I mean...ingrained in every mark are the molecules of my life? Is that what I mean? Perhaps.
True or not (I've never researched it), a friend once told us that Picasso said something extraordinary when asked to make some art, instantly, by a TV presenter. He made one crude squiggle. When the presenter expressed mild disappointment, saying it only took him a few seconds, Picasso replied "No, it took me twenty-five years."
That is what I'm saying. Anything I do now is the result of, in my case, over 50 years of making art. "So what?", you may ask. So what indeed, except that it is worth remembering that art does not really spring newborn but comes from many days/years spent thinking, imagining and creating. I don't mean to sound pompous and my claim does not mean I demand to be treated as special. I'm the last person to elevate the artist. I've no romantic notion of the artist as demi-god in a society of mere uncreative mortals.

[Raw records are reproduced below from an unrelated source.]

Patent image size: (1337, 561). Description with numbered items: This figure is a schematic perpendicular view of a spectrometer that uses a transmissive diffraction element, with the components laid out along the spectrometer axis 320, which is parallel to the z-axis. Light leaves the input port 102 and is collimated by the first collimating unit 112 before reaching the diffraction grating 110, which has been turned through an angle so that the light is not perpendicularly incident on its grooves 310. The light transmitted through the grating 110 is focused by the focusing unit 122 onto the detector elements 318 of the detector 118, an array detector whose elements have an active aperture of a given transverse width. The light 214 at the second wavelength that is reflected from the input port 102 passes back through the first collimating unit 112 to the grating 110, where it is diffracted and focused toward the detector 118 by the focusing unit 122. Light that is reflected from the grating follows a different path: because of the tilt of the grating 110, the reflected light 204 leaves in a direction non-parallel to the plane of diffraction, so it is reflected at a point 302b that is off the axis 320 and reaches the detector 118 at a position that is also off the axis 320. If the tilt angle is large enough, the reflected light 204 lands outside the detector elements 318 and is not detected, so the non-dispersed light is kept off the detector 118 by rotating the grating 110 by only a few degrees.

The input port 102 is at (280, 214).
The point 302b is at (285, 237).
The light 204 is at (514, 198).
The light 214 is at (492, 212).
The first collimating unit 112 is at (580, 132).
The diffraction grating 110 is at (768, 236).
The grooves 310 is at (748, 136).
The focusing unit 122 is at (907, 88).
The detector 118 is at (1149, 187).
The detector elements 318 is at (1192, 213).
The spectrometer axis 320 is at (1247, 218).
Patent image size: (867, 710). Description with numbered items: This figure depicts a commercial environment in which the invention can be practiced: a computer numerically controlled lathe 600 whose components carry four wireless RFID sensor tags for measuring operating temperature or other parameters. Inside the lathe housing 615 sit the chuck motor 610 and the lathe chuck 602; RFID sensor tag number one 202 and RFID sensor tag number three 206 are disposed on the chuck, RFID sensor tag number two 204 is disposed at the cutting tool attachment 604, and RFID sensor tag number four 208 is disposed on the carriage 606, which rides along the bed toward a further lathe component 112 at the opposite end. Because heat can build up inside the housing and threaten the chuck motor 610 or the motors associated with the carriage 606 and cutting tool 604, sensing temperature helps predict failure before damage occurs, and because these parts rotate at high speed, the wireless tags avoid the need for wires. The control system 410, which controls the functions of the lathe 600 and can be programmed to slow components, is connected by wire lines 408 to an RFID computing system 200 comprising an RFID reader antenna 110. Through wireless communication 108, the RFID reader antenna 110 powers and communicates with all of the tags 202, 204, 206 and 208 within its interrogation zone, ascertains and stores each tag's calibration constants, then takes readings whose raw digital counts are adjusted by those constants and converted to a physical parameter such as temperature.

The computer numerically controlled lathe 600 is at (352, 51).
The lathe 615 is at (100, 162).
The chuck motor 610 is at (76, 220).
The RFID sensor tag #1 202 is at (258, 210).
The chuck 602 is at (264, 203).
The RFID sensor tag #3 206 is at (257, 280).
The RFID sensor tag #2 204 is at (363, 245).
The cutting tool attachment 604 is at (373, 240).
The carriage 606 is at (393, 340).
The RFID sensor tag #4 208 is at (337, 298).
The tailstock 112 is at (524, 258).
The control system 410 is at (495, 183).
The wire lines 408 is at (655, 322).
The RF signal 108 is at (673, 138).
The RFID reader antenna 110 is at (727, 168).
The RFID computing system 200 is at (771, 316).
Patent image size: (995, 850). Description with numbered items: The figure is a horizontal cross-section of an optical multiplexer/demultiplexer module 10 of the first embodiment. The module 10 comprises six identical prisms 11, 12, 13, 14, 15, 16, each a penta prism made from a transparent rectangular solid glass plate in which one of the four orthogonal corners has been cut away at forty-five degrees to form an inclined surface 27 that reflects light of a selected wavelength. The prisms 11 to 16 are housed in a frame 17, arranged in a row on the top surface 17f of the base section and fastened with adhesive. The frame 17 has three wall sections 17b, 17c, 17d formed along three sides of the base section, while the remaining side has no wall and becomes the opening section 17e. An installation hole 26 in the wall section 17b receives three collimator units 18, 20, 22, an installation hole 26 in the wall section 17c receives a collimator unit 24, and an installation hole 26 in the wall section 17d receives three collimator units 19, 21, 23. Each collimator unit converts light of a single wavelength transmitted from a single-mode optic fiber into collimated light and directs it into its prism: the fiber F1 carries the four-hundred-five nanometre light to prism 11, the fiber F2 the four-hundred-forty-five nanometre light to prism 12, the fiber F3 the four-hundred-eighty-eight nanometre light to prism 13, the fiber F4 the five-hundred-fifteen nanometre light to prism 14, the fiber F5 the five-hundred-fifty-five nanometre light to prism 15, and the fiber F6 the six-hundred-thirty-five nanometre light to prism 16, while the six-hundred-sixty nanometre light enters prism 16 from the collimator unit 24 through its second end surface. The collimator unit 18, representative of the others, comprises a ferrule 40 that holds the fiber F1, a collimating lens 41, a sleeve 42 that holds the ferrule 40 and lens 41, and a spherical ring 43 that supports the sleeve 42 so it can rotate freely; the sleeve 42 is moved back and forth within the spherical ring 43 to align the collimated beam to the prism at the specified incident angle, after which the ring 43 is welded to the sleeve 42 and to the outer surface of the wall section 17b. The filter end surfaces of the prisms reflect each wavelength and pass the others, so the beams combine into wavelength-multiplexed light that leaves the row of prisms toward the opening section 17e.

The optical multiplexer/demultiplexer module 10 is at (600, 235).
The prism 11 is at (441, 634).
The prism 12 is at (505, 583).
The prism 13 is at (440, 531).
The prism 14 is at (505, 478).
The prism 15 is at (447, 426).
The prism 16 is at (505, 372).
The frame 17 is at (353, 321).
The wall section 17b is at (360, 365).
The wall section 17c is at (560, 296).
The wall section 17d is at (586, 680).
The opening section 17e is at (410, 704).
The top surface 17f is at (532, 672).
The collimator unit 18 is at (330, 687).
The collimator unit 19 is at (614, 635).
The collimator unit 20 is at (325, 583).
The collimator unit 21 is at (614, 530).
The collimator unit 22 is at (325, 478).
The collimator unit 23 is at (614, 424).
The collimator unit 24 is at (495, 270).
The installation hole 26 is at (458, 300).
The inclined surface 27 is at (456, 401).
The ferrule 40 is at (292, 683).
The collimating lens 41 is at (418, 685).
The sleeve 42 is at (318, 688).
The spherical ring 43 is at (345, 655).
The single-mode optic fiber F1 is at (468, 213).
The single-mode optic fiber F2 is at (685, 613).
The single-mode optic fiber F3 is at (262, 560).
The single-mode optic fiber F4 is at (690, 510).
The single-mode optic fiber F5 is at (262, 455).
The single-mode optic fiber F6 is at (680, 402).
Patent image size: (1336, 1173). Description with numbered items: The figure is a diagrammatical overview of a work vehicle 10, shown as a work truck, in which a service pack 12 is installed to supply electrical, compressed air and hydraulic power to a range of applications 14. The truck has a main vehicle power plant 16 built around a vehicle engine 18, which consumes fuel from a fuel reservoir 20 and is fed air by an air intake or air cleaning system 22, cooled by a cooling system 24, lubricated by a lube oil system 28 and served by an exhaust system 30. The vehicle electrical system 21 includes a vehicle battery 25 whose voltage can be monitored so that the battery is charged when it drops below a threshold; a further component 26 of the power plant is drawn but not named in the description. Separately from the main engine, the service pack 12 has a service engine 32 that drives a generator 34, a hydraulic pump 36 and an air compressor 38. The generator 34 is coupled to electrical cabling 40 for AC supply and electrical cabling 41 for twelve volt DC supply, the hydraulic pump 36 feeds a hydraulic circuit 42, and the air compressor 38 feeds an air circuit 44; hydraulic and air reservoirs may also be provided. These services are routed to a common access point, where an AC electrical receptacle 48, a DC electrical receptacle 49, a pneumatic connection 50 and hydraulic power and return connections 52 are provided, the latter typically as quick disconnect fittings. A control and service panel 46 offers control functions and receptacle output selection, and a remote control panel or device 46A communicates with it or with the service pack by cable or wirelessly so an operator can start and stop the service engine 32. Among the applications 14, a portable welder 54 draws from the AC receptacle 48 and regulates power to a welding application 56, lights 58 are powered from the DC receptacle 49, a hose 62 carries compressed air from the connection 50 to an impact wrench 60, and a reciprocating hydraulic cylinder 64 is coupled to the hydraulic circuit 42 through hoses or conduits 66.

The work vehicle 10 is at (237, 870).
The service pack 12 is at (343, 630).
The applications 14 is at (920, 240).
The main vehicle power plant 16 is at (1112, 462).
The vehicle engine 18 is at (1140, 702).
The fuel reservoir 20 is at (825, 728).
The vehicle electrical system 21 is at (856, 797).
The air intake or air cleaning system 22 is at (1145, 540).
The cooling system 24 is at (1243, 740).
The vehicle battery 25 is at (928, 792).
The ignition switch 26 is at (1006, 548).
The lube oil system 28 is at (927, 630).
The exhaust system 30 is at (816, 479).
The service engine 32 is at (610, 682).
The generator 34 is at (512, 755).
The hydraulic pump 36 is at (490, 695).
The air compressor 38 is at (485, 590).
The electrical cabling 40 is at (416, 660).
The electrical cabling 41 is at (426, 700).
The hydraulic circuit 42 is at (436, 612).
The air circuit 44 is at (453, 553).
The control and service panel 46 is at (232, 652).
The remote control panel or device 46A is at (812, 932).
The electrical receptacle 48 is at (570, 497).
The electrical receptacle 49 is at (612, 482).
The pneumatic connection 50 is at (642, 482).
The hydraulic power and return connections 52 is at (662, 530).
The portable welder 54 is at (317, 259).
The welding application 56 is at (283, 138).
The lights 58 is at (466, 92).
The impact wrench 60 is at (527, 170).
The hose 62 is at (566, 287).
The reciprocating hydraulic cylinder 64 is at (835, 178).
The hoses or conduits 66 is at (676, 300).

Punk tried to destroy the gods. It failed. Its exponents became gods themselves. But...for a while...it felt as if it was destroying all the old gods. Likewise Dada in the early-20th century. It, too, came to be worshipped and preserved as something sacred in museums around the world.
If I cite Punk and Dada as key influences I refer as much to their attitude as their creations... perhaps...since in saying that I fall into the trap of attaching a general attitude to the exponents of both whilst knowing that many individuals with varying attitudes made up both movements. Yet when looking at history we tend to simplify everything with common labels and definitions...because the reality is too complex.
The artist in the art is different from an artist supposedly pouring his/her heart and soul into their art. I've no doubt it's been done by many if, for a minute, we accept the possibility. It's a romantic notion from another age (18th/19th century?), one of the tortured, starving artist. Can there be such an artist today? There are enough tortured people, some of whom might be artists, I suppose. Jean Dubuffet famously coined the term 'art brut' for the work of patients in psychiatric hospitals. I wonder if such hospitals encourage creativity today? It might be a good idea.
You may not see 'me' in my art or, perhaps, I am there in ways less obvious than self-portraiture or expressionism. I may be there in quotes I choose. My thinking is there...my thoughts...my taste...and so on. All that aside, everything I've ever done shapes the art.